Is Afghanistan proving the illusory nature of "state building" endeavors? The international community has failed to establish a strong or even functional state; although, at least in cities, society has begun to appreciate some of our values, including in terms of women’s rights, which are also increasingly valued in our own societies.

On the other hand, this demonstration of incompetence by Americans in their withdrawal operation is enough in itself to harm their credibility. The intelligence services' forecasts have proven to be particularly unreliable. It is almost unbelievable that American decision-makers did not arrange a fallback base - at Bagram or elsewhere - allowing their armed forces to keep a certain control of events in the case that things did not go according to plan. In other words: it would have been one thing for a major country to decide to end an operation in an orderly and responsible manner; it is quite another to offer this spectacle of a stampede debacle in full view of the rest of the world.

Thirdly, this now creates a perception detrimental to the strategy which the Biden administration had begun to construct - with initial success - to be up to the challenge of competition with China and Russia.

An important aspect of this strategy resides in the consolidation of American alliances, both in Asia and in Europe, with the aim of bridging the two networks of allies. It relies on the assumption that American security guarantees are sufficient in the Indo-Pacific to counterbalance Chinese pressure, and that American power in Europe maintains sufficient credibility to encourage Europeans to contribute to containing Chinese influence. With America's display of weakness in Afghanistan, the fear of a Chinese attack on Taiwan in the next few years has increased by 20 to 30 percent, and the credibility of the US guarantee to some of China's neighbors has similarly waned. In Europe, serious doubts are growing about American interest in supporting peripheral countries - such as Ukraine, for example, or even the Baltic States.
 

This appalling episode should push Europeans to forge their own vision.

But above all, Biden has acted with a casualness worthy of Donald Trump towards his NATO allies in Afghanistan, the British and Germans in particular. American unilateralism hardly encourages their closest allies to take on new risks alongside America.

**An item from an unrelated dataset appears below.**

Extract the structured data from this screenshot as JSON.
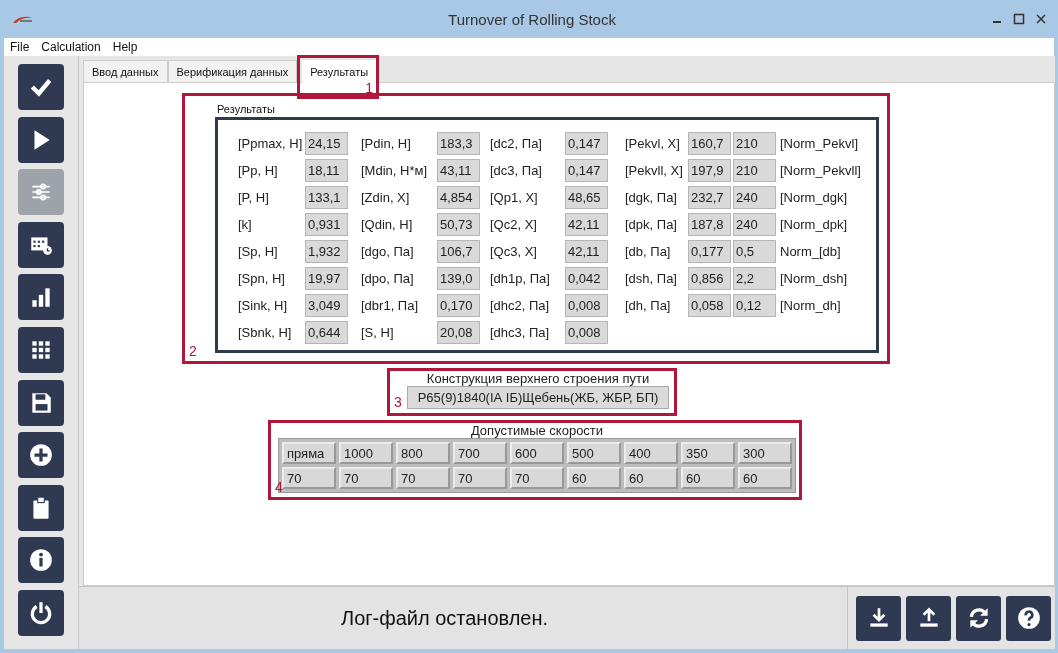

Strategists may object to this, claiming that Afghanistan was only a secondary issue for the United States; while areas with high stakes for America would still give rise to resolute American action. One could fear that these differentiations might escape the attention of policy-makers, or at the very least that the signal of weakness sent by the US in August 2021 will incite adversaries to test Washington's real determination, or tempt them to try their luck with a bold move. In the current state of the balance of power, the American withdrawal from Afghanistan might end up having the same effect as Obama's decision in August 2013 not to intervene in Syria - that of encouraging America's rivals to take their chances.

In the short term, Joe Biden's decision for Afghanistan - and the manner in which it was implemented - casts an arguably long-lasting shadow on the Democratic administration's ability to carry out its strategy of competing with China and Russia. However, we should not lose sight of the fact that the United States and its allies still have enough resources to devise a post-defeat strategy in Afghanistan, aimed, among other things, at dissuading the Taliban from turning their country into a terrorist foothold. Moreover, they will likely continue to support the seeds of progress in Afghan society in other ways. Finally, this appalling episode should push Europeans to forge their own vision, which has never been the case when it comes to Afghanistan. The European vision should avoid an "all military" approach and also refrain from oscillating from one extreme to another in terms of external interventions.